Oliver Brooke was the Head of Paediatric Medicine at St. George’s Hospital, Tooting. He was jailed for a collection of thousands of images of child abuse which he kept in a cupboard in his office at the hospital. He admitted “offences involving the procurement, collection and distribution of indecent images of children mostly aged 12-14, some posing with adults, and some as young as eight.”
Duplicates of the photographs were passed on to ‘three or four’ other paedophiles. Brooke was spending £800 a year on indecent images. He was directly responsible for the sexual abuse of children, and made notes such as “Very nice, but not quite enough crotch” so his contacts could produce ‘better’ photographs for him.
Brooke appealed his conviction, and the appeal was heard by Lord Lane, the Lord Chief Justice, who was the second highest judge in Britain, second only to the Lord Chancellor.
Lord Lane cut Brooke’s sentence to six months, which meant he was immediately freed from jail, having already served a few months of his sentence.
Lord Lane said:
“It is not inappropriate, perhaps, in view of the puerility of this type of behaviour, to compare it rather to a schoolboy collecting cigarette cards in olden times, because the duplicates were handed on to other adults, three of four of them only, who were likewise minded to indulge in this sort of puerility. To that extent the distribution was by no means of the most vicious sort.

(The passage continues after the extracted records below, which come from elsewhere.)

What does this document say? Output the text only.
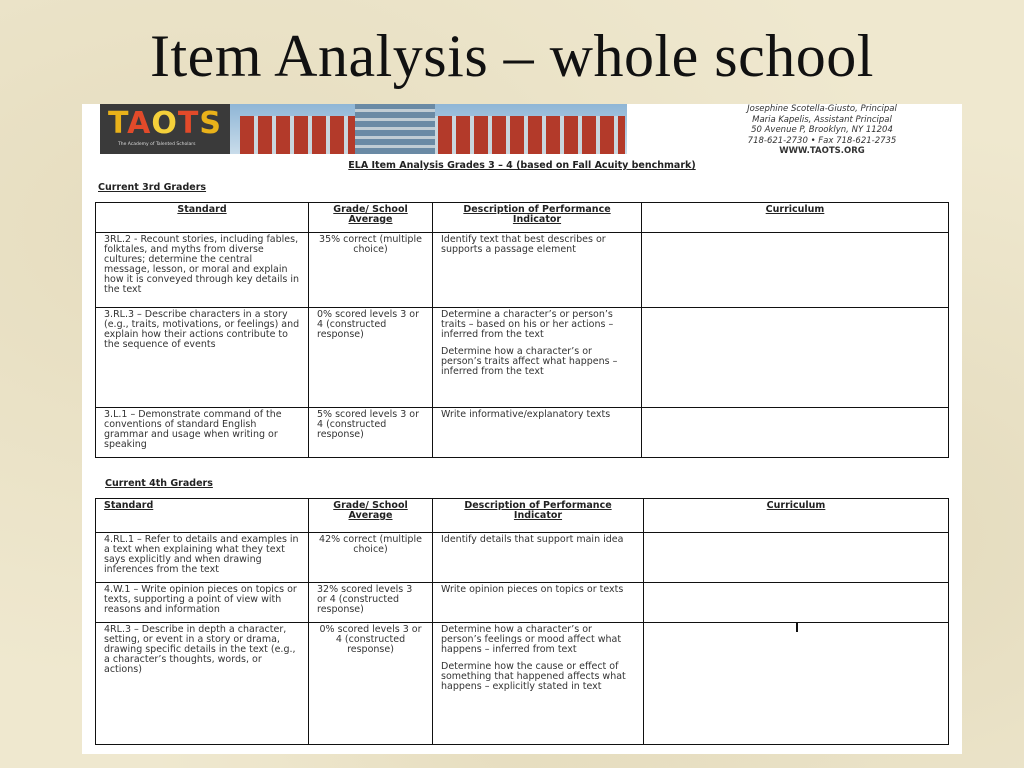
Item Analysis – whole school
TAOTS
The Academy of Talented Scholars
Josephine Scotella-Giusto, Principal
Maria Kapelis, Assistant Principal
50 Avenue P, Brooklyn, NY 11204
718-621-2730 • Fax 718-621-2735
WWW.TAOTS.ORG
ELA Item Analysis Grades 3 – 4 (based on Fall Acuity benchmark)
Current 3rd Graders
Standard	Grade/ School Average	Description of Performance Indicator	Curriculum
3RL.2 - Recount stories, including fables, folktales, and myths from diverse cultures; determine the central message, lesson, or moral and explain how it is conveyed through key details in the text	35% correct (multiple choice)	Identify text that best describes or supports a passage element	

3.RL.3 – Describe characters in a story (e.g., traits, motivations, or feelings) and explain how their actions contribute to the sequence of events	0% scored levels 3 or 4 (constructed response)	Determine a character’s or person’s traits – based on his or her actions – inferred from the text

Determine how a character’s or person’s traits affect what happens – inferred from the text	

3.L.1 – Demonstrate command of the conventions of standard English grammar and usage when writing or speaking	5% scored levels 3 or 4 (constructed response)	Write informative/explanatory texts	

Current 4th Graders
Standard	Grade/ School Average	Description of Performance Indicator	Curriculum
4.RL.1 – Refer to details and examples in a text when explaining what they text says explicitly and when drawing inferences from the text	42% correct (multiple choice)	Identify details that support main idea	

4.W.1 – Write opinion pieces on topics or texts, supporting a point of view with reasons and information	32% scored levels 3 or 4 (constructed response)	Write opinion pieces on topics or texts	

4RL.3 – Describe in depth a character, setting, or event in a story or drama, drawing specific details in the text (e.g., a character’s thoughts, words, or actions)	0% scored levels 3 or 4 (constructed response)	Determine how a character’s or person’s feelings or mood affect what happens – inferred from text

Determine how the cause or effect of something that happened affects what happens – explicitly stated in text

It is perfectly plain from those, (the testimonials read out about Brooke) that we are dealing here with someone who, apart from these offences, was an unusually fine man.’
The sentencing took into account
It appears that no effort was made to track down the other members of Brooke’s paedophile ring, and no effort was made to trace the children who Brooke had commissioned to be sexually abused. Lord Lane was more concerned about the ‘humiliation’ Brooke had suffered through having his sick ‘hobby’ exposed.